One business benefitting from travel’s growth is global eSIM provider, Holafly, WTM London’s official Technology Partner. Its CEO Pablo Gómez Fernandez-Quintanilla noted a convergence of trends – more international travel, the need to be connected, hybrid work, seamlessness – were driving the business forward.

Back to AI, Filip Filipov from OAG identified a potential major headache which resonated with a travel tech audience. The last of his 30-slides-in-300-seconds presentation addressed look-to-book ratios. OTAs currently gets one booking for every thousand views, he suggested. Looking ahead, large language learning models could return a look-to-book ratio of 60,000 to 1. When agentic AI becomes mainstream, he warned that this could be one million to one.

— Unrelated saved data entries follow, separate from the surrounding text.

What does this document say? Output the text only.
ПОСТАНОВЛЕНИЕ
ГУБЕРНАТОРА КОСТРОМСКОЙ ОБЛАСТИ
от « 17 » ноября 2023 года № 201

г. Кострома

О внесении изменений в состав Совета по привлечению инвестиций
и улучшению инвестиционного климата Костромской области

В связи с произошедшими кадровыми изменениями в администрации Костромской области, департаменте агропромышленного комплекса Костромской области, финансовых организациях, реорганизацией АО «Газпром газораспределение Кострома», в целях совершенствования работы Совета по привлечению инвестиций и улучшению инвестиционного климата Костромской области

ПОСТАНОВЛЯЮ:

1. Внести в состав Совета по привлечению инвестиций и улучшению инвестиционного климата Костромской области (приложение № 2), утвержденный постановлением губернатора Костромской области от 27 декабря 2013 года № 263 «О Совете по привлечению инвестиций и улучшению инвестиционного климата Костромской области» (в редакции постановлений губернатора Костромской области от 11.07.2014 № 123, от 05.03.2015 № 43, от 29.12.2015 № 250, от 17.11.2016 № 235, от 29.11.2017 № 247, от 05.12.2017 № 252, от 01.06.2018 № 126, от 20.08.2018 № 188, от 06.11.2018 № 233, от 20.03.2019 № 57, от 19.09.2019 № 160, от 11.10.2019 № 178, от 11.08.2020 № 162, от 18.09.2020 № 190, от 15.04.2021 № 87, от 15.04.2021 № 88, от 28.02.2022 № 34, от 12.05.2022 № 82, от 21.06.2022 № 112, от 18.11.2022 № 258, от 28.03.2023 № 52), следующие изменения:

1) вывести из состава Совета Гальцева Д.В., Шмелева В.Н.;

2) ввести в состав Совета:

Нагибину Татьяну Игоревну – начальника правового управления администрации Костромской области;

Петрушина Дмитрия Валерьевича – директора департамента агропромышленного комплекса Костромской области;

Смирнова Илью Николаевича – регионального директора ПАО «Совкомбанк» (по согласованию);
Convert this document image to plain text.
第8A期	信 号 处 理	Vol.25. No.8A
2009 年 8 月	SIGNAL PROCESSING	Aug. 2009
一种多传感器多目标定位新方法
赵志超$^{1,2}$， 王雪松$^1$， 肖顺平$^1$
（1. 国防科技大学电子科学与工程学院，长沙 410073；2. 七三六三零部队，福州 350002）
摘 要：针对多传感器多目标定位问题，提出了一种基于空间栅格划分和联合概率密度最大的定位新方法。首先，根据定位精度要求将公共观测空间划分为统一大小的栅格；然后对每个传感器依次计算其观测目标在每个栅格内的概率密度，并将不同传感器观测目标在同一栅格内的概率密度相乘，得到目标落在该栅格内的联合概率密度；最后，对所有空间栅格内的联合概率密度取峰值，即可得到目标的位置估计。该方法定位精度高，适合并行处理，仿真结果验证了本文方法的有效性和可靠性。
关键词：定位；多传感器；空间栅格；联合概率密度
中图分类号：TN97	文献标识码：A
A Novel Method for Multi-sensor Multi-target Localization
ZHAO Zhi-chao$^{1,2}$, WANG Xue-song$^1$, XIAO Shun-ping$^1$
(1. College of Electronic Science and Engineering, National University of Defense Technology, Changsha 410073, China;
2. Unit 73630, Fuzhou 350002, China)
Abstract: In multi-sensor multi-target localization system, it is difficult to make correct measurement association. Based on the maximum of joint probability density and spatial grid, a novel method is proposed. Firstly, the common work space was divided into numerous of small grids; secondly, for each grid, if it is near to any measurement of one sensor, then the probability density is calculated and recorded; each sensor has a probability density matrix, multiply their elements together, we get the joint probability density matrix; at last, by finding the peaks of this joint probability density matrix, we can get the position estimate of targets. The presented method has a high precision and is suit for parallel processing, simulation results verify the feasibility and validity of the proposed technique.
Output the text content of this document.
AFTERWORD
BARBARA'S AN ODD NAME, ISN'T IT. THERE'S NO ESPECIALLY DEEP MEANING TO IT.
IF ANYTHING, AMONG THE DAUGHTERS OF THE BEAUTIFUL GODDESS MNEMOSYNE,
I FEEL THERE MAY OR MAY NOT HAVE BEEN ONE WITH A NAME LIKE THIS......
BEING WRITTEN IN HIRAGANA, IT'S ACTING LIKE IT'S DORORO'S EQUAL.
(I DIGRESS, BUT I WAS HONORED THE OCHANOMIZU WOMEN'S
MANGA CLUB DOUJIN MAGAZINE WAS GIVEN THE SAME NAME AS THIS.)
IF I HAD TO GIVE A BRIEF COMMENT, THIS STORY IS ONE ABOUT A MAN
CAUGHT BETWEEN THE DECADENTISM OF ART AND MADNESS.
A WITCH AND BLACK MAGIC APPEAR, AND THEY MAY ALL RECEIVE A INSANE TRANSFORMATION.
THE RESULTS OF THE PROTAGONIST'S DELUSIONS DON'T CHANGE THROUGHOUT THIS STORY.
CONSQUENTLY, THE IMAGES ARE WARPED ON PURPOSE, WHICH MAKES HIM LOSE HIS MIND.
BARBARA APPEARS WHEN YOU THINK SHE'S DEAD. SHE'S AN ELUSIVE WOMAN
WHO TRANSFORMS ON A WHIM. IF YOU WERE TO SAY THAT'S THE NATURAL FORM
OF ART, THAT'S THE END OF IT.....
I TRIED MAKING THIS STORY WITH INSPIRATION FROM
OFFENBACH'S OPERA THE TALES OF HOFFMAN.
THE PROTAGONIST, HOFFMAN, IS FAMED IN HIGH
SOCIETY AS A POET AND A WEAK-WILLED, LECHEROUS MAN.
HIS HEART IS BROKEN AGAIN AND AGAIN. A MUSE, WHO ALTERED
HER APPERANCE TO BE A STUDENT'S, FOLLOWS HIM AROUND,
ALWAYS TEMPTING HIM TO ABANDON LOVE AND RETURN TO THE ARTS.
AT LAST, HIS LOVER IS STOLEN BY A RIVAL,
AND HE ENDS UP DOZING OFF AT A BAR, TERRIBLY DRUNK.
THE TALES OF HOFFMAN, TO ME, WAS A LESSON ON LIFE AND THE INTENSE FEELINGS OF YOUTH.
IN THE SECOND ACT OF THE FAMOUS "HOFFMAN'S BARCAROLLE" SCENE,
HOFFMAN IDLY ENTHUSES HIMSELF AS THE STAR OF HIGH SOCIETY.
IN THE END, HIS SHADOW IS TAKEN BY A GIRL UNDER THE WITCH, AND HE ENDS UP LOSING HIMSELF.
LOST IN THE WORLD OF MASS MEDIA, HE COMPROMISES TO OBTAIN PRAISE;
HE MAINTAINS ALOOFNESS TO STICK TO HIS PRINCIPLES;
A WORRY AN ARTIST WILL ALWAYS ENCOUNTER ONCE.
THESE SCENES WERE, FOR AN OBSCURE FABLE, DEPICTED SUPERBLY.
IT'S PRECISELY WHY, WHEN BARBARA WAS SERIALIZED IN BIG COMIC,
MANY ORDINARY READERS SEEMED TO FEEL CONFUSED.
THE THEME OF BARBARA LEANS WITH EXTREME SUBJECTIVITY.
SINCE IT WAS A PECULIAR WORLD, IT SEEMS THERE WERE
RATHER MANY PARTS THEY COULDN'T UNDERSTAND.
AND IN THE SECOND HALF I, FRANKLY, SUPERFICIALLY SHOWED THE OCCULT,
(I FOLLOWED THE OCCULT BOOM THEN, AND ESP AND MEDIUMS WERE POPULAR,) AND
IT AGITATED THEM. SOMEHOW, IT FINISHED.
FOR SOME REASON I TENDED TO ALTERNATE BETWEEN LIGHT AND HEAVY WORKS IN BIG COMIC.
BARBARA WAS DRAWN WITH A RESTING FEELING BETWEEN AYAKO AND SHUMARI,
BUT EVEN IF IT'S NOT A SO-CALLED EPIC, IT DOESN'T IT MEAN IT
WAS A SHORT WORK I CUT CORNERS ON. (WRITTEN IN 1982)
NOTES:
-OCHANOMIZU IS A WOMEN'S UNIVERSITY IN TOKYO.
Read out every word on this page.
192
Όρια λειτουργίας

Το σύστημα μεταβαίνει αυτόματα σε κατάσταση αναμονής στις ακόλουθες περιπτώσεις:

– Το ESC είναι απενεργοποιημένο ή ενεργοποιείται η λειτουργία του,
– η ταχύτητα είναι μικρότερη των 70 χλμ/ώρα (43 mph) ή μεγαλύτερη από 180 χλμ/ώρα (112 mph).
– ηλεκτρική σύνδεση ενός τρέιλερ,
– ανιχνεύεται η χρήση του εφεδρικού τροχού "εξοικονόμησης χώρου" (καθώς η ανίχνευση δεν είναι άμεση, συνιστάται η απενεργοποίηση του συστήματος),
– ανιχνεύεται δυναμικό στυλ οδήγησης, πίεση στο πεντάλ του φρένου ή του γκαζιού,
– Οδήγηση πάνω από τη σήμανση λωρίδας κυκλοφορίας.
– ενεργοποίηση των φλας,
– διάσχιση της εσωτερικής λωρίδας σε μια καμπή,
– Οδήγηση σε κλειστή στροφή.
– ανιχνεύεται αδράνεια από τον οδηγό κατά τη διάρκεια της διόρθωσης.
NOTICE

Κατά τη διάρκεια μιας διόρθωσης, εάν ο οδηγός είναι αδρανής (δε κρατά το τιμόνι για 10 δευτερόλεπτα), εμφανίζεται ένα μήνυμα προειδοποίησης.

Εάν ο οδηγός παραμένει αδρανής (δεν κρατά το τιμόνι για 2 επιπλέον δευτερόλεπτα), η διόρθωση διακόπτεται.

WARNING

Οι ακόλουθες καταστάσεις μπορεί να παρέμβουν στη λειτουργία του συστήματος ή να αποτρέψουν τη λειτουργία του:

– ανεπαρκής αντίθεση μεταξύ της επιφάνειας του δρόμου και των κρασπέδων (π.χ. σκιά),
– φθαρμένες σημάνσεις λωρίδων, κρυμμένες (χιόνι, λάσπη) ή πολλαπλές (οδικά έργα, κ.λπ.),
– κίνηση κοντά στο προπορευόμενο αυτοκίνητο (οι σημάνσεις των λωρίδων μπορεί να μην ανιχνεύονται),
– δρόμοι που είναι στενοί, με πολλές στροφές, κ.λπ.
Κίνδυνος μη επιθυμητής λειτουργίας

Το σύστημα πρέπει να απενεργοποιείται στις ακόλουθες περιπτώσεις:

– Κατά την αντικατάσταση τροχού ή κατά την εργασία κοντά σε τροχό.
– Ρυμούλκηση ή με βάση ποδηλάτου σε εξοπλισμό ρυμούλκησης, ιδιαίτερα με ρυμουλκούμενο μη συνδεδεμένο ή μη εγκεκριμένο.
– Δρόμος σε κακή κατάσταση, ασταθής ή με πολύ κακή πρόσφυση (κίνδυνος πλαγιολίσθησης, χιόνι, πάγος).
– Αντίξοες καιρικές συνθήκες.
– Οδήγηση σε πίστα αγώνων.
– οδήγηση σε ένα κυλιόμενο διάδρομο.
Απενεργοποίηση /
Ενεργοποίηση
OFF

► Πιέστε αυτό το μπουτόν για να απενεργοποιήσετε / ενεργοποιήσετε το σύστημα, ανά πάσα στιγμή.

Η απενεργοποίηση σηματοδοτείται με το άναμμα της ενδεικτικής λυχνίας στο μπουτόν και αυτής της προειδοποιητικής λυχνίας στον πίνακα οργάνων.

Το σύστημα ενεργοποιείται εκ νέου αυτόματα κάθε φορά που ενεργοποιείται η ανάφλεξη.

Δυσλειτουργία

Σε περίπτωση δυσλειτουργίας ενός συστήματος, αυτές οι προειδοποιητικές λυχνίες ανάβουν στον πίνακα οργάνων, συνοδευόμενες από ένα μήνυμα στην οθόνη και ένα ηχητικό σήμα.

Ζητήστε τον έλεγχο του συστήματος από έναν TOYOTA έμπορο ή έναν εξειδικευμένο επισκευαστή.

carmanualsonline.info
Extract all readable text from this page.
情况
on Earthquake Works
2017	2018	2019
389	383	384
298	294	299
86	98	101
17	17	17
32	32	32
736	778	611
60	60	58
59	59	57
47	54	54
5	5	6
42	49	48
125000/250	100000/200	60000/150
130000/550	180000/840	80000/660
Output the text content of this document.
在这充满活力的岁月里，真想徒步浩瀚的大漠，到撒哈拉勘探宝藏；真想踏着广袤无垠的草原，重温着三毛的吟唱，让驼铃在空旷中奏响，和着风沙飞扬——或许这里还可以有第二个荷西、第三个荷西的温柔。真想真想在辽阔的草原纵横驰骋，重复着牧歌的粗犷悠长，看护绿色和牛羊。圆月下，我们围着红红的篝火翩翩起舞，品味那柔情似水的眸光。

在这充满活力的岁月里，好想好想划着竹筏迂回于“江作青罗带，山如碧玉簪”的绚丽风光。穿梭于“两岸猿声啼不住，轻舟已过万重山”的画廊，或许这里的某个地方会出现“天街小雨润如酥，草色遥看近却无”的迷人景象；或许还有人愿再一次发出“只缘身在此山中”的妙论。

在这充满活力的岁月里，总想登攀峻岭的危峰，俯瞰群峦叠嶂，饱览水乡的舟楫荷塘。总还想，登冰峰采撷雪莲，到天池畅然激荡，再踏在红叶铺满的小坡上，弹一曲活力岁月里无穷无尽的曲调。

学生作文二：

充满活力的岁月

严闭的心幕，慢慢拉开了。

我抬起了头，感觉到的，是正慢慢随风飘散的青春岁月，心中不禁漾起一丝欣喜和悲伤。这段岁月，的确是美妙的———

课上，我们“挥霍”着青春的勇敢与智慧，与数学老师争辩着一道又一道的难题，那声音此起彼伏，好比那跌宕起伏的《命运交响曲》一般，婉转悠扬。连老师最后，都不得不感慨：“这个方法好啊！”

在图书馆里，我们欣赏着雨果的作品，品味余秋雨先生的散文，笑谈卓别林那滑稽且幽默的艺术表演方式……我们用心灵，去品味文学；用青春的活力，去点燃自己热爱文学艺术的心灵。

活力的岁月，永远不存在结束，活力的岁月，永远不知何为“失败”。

While AI was always likely to dominate proceedings, personalisation was another recurring theme. Many panellists were keen to point out the difference between personalization and contextualisation – the idea that it is as important for travel companies to know why someone is travelling as well as who they are.

The Technology Summit was organised by Timothy O’Neil Dunne, WTM London’s technology conference advisor, from consultancy T2Impact. He said: “Travel’s got a lot on its plate – war, disease, Trump – at the same time as generative AI is shaking up how we search, plan and experience travel, with agentic AI beavering away at the back.

“The Summit addressed many of these issues head on. The main takeaway from across all the panellists and sessions is that while disruptive change is inevitable, the travel technology industry is committed to making travel better for real people.”